Вместо ответа Том тоже спросил:
– Я у тебя первый?
Отозваться на это можно было лишь одним образом.
Когда я вернул себе всё влитое в него с небольшой придачей и кое-как пришёл в себя, мальчик был уже мёртв. Он лежал на спине посреди скомканных и порванных листов, трухлявой мебели и горького дыма от потухшей свечи. В окне разгоралась розовоперстая заря, на устах цвела улыбка.
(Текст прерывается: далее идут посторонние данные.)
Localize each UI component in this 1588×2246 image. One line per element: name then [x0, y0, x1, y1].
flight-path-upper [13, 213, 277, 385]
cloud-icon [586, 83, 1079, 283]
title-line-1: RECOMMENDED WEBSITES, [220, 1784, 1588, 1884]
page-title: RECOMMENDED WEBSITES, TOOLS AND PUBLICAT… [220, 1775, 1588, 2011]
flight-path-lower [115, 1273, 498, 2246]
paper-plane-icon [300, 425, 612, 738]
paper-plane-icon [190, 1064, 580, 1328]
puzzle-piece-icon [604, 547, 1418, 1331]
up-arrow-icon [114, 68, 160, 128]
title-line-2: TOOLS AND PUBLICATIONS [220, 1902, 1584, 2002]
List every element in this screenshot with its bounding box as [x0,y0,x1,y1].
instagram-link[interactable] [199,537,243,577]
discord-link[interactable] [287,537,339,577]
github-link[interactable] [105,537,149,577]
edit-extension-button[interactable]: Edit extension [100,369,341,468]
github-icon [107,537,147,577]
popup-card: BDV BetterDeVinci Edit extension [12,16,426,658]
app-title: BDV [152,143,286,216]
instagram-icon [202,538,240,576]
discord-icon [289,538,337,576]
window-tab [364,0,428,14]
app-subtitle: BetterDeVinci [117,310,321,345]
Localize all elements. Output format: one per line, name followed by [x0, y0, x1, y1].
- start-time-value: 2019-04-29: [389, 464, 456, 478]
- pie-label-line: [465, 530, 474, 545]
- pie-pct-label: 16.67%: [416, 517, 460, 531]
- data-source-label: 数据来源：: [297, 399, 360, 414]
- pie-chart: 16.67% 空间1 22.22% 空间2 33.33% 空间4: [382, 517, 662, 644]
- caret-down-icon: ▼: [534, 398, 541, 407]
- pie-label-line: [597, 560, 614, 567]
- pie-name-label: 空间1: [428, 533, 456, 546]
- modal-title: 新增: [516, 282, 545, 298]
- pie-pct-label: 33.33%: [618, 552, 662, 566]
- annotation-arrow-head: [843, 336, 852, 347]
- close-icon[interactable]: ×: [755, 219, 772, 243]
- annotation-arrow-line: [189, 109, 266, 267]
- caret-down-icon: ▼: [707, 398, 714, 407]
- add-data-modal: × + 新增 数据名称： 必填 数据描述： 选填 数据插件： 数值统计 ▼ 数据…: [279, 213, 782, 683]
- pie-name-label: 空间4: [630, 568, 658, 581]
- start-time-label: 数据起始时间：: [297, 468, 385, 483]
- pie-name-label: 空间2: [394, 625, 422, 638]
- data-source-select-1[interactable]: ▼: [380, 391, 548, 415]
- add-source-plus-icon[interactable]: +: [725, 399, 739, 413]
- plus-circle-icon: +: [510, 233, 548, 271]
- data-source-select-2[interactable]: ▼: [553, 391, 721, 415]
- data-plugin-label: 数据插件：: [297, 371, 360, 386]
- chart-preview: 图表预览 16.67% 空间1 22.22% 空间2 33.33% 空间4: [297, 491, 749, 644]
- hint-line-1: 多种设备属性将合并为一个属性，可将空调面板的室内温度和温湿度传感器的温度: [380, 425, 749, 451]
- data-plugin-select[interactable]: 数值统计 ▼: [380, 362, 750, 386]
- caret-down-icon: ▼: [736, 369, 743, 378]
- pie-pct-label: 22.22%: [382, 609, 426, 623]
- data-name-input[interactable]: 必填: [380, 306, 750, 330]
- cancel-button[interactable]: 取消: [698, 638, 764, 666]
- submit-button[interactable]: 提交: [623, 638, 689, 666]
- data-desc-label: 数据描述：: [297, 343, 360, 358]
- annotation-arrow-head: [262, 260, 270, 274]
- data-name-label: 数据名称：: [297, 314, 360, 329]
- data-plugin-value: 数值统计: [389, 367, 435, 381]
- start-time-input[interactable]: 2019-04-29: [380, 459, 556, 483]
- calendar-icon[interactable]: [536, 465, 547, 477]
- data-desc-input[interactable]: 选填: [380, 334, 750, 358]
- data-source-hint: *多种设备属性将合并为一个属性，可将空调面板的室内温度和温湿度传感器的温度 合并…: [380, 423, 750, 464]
А мы еле спустились по лестнице – так были вымотаны.
– Прикрыть его не получилось, – сказал Гудбранд. – Типичное felo de se, как говорят крючкотворы.
– Не думаю, что оттого он сильно пострадает, – ответил я. – Благопристойные похороны его вдовой матушке явно будут не по карману. А стихи… Знаешь, я успел заглянуть в кое-какие бумаги, пока мы приводили его и себя в порядок. Это гениально и теперь уж не потеряется в веках. Запечатано болью и кровью.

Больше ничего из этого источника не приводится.